Awareness of the new threat has been steadily growing, spurred by increasing immigration from North Africa, which has seen an influx of younger Muslims intoxicated with radical ideas. Yet the ruling Socialist government remains unwilling to prepare for a sustained action against Islamic terrorism, either within or outside of Spain.

On the one hand, the constant preoccupation of the country's intelligence services, and a good part of its counterterrorism capabilities, with the Basque group ETA has impeded reflection on the institutional changes necessary to confront Islamic terrorism, whether foreign or homegrown. On the other, the current government has avoided making hard choices about jihadism, preferring small changes in the attention and resources devoted to preventing and combating it. For example, five years after 3/11, both the police and intelligence services still suffer serious deficiencies with regard to translators of Arabic and its various Spanish dialects-a flaw that could be alleviated with greater financial resources.

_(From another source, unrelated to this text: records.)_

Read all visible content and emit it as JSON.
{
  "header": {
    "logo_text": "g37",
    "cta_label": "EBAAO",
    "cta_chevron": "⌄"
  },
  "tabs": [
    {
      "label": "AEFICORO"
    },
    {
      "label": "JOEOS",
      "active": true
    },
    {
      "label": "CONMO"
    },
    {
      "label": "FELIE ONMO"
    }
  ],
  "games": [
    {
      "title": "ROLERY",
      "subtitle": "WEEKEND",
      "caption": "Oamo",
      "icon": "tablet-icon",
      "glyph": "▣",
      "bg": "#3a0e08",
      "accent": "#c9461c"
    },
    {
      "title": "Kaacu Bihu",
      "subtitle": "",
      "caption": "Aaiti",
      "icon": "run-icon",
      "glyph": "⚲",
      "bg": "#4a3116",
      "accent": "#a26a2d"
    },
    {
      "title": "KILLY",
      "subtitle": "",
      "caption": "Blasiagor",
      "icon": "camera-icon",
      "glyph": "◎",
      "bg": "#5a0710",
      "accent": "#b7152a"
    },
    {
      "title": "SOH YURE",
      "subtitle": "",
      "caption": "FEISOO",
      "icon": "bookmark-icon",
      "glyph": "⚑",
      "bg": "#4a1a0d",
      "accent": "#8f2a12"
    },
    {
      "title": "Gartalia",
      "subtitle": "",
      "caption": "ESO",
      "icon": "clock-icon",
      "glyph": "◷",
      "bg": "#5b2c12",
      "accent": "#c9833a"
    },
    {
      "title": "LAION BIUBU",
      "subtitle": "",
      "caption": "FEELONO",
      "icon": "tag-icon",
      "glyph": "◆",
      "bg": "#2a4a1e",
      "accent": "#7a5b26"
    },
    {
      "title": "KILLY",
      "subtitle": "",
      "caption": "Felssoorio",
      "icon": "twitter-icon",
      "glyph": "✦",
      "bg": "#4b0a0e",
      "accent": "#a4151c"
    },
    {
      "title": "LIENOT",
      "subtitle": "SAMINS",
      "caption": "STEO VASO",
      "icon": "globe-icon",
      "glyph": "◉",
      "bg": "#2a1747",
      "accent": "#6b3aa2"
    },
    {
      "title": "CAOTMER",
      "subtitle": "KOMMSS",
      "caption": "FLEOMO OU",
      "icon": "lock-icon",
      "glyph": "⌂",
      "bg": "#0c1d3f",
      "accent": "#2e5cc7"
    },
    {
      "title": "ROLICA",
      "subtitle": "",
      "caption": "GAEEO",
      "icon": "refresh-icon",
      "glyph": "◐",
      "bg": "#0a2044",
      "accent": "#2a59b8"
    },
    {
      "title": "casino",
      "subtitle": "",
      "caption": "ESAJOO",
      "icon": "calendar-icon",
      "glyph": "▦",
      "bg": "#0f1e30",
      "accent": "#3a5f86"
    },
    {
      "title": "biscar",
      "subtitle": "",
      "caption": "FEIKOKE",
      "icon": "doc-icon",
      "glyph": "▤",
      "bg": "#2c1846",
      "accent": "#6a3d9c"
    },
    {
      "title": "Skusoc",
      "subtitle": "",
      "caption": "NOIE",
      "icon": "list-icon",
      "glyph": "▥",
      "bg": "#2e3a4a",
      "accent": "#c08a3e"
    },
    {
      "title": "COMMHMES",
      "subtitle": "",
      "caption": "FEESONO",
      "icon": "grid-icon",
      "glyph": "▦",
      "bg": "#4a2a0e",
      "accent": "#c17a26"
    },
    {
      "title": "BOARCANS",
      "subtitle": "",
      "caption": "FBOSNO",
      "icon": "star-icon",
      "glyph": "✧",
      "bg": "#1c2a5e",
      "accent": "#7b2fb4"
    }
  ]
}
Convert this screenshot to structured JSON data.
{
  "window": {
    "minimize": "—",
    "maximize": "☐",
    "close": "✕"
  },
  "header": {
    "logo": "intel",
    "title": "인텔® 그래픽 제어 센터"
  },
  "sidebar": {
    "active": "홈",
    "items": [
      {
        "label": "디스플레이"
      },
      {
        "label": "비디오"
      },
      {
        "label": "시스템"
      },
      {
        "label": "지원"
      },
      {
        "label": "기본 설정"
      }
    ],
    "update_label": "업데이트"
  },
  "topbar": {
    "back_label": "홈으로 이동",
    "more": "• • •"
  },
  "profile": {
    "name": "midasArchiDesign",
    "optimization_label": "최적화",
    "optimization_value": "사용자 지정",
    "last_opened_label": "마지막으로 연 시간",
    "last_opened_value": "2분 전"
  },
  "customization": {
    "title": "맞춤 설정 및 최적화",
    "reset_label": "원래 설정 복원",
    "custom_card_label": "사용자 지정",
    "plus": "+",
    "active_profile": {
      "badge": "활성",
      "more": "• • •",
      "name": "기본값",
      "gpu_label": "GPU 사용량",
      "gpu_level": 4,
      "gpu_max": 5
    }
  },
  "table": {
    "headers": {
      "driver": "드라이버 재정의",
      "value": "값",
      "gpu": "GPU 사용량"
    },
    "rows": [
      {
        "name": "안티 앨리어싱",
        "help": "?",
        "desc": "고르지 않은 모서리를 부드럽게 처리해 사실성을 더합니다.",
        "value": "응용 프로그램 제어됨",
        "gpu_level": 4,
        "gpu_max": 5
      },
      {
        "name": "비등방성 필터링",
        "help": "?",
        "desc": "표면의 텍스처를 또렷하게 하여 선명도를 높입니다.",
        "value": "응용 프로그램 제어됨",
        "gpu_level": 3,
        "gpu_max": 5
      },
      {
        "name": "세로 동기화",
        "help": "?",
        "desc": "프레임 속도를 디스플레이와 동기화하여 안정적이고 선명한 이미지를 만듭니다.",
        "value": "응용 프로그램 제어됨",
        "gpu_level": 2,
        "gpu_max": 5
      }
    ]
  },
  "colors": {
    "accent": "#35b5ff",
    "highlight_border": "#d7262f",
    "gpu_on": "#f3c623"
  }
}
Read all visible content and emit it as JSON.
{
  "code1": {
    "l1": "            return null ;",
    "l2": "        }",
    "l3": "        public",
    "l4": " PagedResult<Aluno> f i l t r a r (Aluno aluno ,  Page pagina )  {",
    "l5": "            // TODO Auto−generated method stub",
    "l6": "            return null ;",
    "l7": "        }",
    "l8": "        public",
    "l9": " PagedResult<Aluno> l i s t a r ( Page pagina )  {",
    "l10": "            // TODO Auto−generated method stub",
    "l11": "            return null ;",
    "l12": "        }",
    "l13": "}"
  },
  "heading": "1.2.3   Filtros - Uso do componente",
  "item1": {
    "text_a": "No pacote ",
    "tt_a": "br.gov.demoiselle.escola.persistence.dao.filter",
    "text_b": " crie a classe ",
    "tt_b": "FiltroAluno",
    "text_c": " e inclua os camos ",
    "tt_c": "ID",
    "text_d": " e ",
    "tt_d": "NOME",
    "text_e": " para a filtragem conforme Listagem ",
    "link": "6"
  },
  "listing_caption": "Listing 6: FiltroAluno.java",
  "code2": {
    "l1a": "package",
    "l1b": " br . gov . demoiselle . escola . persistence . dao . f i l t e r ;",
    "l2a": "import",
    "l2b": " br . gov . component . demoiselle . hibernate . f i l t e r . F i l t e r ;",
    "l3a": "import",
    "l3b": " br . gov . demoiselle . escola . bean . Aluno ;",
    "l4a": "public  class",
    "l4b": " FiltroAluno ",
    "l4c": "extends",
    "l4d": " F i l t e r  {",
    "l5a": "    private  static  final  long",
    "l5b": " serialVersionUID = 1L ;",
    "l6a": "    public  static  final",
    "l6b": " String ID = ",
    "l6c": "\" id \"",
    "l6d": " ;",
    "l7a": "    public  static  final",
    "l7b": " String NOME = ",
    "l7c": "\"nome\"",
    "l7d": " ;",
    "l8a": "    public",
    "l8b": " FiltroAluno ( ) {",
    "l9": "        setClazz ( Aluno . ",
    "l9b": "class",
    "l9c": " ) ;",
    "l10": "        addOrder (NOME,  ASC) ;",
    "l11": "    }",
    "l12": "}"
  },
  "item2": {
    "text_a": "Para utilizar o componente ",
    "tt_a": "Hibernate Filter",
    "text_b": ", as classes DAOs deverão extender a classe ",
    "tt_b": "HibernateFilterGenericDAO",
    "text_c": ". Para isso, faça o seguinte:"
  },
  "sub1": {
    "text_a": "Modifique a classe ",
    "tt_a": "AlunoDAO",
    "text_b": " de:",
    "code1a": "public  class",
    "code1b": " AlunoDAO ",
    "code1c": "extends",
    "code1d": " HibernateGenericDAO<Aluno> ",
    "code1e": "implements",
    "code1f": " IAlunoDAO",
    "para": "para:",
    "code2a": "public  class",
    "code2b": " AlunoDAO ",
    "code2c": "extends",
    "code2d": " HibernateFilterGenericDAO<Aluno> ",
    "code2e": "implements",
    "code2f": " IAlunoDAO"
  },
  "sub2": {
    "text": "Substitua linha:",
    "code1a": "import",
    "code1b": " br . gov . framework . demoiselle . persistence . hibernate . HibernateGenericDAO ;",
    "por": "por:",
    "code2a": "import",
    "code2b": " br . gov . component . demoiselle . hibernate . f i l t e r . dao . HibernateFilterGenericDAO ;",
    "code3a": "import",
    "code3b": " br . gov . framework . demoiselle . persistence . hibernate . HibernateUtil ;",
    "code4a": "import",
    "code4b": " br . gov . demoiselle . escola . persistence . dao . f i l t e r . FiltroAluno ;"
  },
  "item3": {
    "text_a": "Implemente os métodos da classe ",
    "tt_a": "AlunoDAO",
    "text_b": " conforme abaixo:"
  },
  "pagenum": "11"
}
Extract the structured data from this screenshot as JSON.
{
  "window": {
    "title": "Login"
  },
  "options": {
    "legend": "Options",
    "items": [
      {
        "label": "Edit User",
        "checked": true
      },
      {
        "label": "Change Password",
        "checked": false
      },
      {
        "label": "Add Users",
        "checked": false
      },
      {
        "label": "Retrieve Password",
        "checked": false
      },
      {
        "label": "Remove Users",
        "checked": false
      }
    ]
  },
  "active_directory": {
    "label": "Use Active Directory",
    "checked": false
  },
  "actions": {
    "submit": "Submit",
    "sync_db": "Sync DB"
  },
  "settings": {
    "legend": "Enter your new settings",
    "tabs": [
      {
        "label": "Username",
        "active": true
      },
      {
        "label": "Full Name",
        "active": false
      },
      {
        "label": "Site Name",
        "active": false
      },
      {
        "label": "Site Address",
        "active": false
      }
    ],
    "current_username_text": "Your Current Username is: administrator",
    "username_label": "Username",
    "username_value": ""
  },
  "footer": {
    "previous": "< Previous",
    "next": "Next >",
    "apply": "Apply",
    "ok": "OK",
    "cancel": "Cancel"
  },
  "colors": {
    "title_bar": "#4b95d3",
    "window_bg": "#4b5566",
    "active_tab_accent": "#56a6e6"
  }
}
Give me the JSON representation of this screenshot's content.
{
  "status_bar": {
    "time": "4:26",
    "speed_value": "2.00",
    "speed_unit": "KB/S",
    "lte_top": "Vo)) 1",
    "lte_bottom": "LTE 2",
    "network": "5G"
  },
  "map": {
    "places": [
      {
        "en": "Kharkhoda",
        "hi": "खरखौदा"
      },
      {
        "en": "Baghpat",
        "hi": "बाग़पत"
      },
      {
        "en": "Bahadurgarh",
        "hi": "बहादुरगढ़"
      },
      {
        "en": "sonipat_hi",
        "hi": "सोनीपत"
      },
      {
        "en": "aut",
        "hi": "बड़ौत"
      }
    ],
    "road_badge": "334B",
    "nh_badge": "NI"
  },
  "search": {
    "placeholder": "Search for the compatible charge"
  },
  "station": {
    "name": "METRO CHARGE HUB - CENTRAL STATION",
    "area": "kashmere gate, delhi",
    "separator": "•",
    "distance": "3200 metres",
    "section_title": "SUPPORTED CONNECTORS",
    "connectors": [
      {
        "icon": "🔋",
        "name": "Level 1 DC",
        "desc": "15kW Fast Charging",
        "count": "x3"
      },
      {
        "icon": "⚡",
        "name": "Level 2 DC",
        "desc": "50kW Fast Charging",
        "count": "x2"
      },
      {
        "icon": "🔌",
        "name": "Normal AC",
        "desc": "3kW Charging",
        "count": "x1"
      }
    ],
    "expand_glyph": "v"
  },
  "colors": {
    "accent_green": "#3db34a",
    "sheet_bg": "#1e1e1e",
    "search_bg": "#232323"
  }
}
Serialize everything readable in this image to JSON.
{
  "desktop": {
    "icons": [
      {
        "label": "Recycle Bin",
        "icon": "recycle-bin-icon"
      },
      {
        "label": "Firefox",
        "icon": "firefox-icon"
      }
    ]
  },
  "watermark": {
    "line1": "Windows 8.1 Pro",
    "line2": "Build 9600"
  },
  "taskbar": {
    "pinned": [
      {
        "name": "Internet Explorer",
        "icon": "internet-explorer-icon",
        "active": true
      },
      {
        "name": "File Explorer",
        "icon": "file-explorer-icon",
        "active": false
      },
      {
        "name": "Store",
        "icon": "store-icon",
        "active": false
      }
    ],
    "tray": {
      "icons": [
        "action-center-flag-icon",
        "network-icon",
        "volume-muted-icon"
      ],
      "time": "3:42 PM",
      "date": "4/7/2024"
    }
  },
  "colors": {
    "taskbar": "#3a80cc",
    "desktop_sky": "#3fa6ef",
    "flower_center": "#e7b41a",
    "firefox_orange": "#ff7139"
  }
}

Meanwhile, the increasing marginalization on the world stage of Spain's Zapatero, a leader with no interest in international affairs, has impeded stronger strategic cooperation against terrorism with potential allies.

Perhaps worst of all, however, is the vision that Spain's Socialist leaders defend-one based on explaining the terrorist phenomenon by referring to its so-called root causes. This is a philosophy that understands violence as an expression of poverty, economic desperation, or as a reaction to neo-imperialist policies. Rodríguez Zapatero has not only said that climate change is more dangerous than terrorism, but has argued that the best way to fight it is through an extension of feminism. These are rather unfortunate declarations from a country that has suffered the worst terrorist attack in its history at the hands of Islamists.

God willing, there will not need to be another terrorist attack for the Spanish Prime Minister to realize the error of his ways.